À medida que a legalização da cannabis medicinal ganhou impulso em várias partes do mundo, pesquisadores começaram a analisar seu potencial em uma ampla gama de condições médicas. A dor crônica, por exemplo, emergiu como um campo de estudo crucial. Estudos clínicos e observacionais exploraram o uso de produtos à base de cannabis para aliviar a dor em pacientes com câncer, fibromialgia e outras condições debilitantes.

A cannabis medicinal atualmente

Ao passo que século XXI avança, a ciência e a medicina continuam testemunhando uma mudança de paradigma no entendimento dos canabinoides. Com os avanços contínuos na pesquisa, a cannabis medicinal passou a ser considerada uma alternativa legítima em uma variedade de contextos clínicos.

No entanto, a evolução da pesquisa também destacou a importância do equilíbrio entre os benefícios e os riscos associados aos canabinoides.

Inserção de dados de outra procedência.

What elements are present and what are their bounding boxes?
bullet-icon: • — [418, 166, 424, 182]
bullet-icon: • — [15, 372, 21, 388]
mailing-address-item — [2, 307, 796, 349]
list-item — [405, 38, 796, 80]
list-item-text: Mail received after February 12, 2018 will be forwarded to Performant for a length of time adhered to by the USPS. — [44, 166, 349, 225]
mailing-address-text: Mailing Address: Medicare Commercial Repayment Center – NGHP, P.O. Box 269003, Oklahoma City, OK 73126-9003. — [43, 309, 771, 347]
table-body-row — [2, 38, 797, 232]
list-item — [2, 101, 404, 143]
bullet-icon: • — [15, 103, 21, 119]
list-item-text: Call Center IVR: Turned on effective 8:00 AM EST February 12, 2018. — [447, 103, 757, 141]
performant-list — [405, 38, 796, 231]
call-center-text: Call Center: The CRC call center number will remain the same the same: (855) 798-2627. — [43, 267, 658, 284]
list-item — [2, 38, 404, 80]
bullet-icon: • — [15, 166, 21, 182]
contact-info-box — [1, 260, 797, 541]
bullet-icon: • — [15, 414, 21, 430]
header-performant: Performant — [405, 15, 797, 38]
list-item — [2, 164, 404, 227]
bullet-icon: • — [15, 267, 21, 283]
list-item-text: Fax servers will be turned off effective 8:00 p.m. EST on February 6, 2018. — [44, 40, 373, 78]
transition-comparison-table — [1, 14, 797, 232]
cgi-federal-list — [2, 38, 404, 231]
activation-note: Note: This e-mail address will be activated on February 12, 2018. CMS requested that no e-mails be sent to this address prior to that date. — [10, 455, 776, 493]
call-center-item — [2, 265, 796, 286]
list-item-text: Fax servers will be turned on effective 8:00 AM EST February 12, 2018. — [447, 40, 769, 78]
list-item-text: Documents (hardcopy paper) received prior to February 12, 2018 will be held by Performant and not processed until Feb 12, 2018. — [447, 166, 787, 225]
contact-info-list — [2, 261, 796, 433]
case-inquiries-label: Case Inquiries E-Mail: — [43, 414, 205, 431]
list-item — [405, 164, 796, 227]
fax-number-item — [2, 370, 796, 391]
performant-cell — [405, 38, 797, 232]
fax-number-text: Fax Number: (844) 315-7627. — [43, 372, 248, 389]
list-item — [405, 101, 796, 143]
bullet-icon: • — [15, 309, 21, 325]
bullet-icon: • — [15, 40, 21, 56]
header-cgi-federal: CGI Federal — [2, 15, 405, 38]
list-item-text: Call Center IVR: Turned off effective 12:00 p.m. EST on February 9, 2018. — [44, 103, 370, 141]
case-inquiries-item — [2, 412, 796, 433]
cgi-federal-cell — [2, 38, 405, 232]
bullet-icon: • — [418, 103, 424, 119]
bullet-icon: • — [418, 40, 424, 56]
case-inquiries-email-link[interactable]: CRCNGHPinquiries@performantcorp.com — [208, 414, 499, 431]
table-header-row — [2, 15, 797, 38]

Preocupações em relação a efeitos colaterais e dependência levaram a uma busca por formulações específicas e dosagens precisas para maximizar os benefícios terapêuticos e minimizar os efeitos adversos.

Conforme mais países legalizam seu uso para fins medicinais, a pesquisa se intensifica, explorando novas aplicações em áreas que vão desde transtornos mentais até doenças neurodegenerativas.

Enquanto isso, os canabinoides e o Sistema Endocanabinoide permanecem um campo de estudo fascinante, prometendo inovações terapêuticas que podem melhorar a qualidade de vida de milhões de pessoas ao redor do mundo.

Referências

Carlini, E. A. (2006). A história da maconha no Brasil. Jornal Brasileiro De Psiquiatria, 55(4), 314–317. https://doi.org/10.1590/S0047-20852006000400008 

Santos, Hiago Moleiro dos. A Cannabis e o Sistema Endocanabinoide. Universidade Estadual Paulista (Unesp), 2022. Disponível em: <http://hdl.handle.net/11449/238355

Zuardi AW. History of Cannabis as a medicine: a review. Rev Bras Psiquiatr. 2006; 28(2):153-7.